Maaaaaaaaaaaaaaaas como diz o post no Facebook, “todo o orçamento da Fundação Municipal de Cultura está sendo revisto para que seja executado, de forma eficiente, toda a programação cultural da cidade”. O que exatamente isso significa? Porque olha só a novidade pra vocês: Dinheiro não cresce em árvore. Ou o dinheiro pra programação cultural já existia e foi deliberadamente cortado, ou o dinheiro para realizar os eventos vai ser tirado de algum outro lugar é lógico que do cu, podia ser mais daonde. Não vou ser dramático dizendo que “vão reduzir cama em hospital pra fazer encontro de gibi”, mas ou o dinheiro sai de algum outro lugar (No caso de a prefeitura realmente não ter verba) ou volta pra programação cultural após ter sido tirada dela pra início de conversa, e seja como for, isso denota que dinheiro a prefeitura tem, só que programação cultural não é prioridade nenhuma.
E tem mais: Tudo que o público do FIQ tem é um post do Facebook e um tweet.
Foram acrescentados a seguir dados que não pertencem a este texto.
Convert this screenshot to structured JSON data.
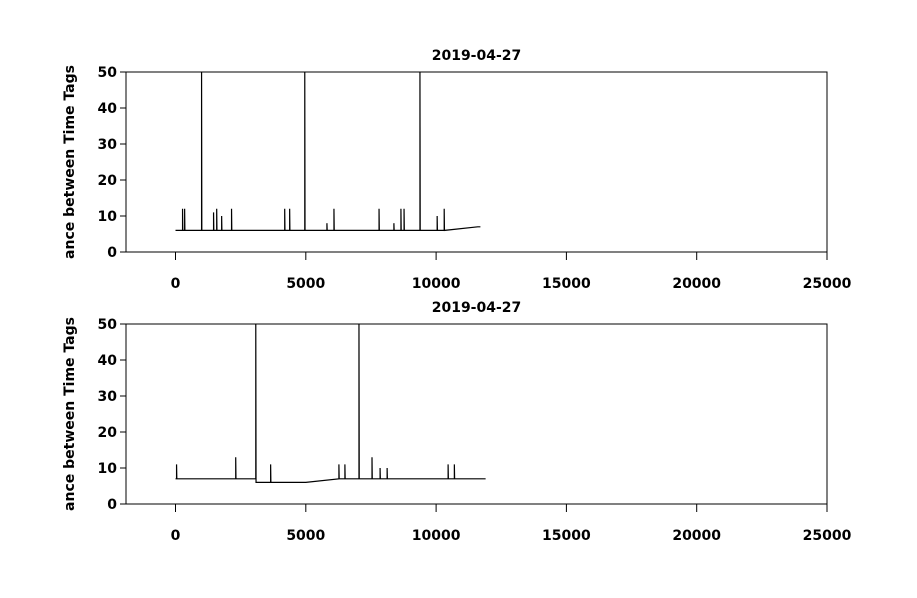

Não sei se vocês chegaram à esse mundo há tão pouco tempo assim, mas o fato é que nenhum dos dois é garantia de porra nenhuma: Eu só acredito vendo o FIQ (E os outros eventos) acontecendo. E se acontecerem mesmo podem esperar eventos reduzidos, porque afinal de contas não se acham NOVECENTOS MIL REAIS (Só pro FIQ, além dos outros dois) em uma semana. Ou alguém aqui acredita que deu os cinco minutos num político qualquer lá e ele mandou um
MEU DEUS, TENHO QUE DESVIAR MENOS DINHEIRO ESSA ANO PRA TER CONVENÇÃO DE GIBI
O FIQ vai mesmo acontecer? Tenho que esperar pra ver, porque “notícia” com emoji em rede social não vale absolutamente nada. E minha conclusão original do texto permanece a mesma: O FIQ é um evento legal sim, mas nego o trata como a base da criação de quadrinho no Brasil, e isso inevitavelmente dá errado.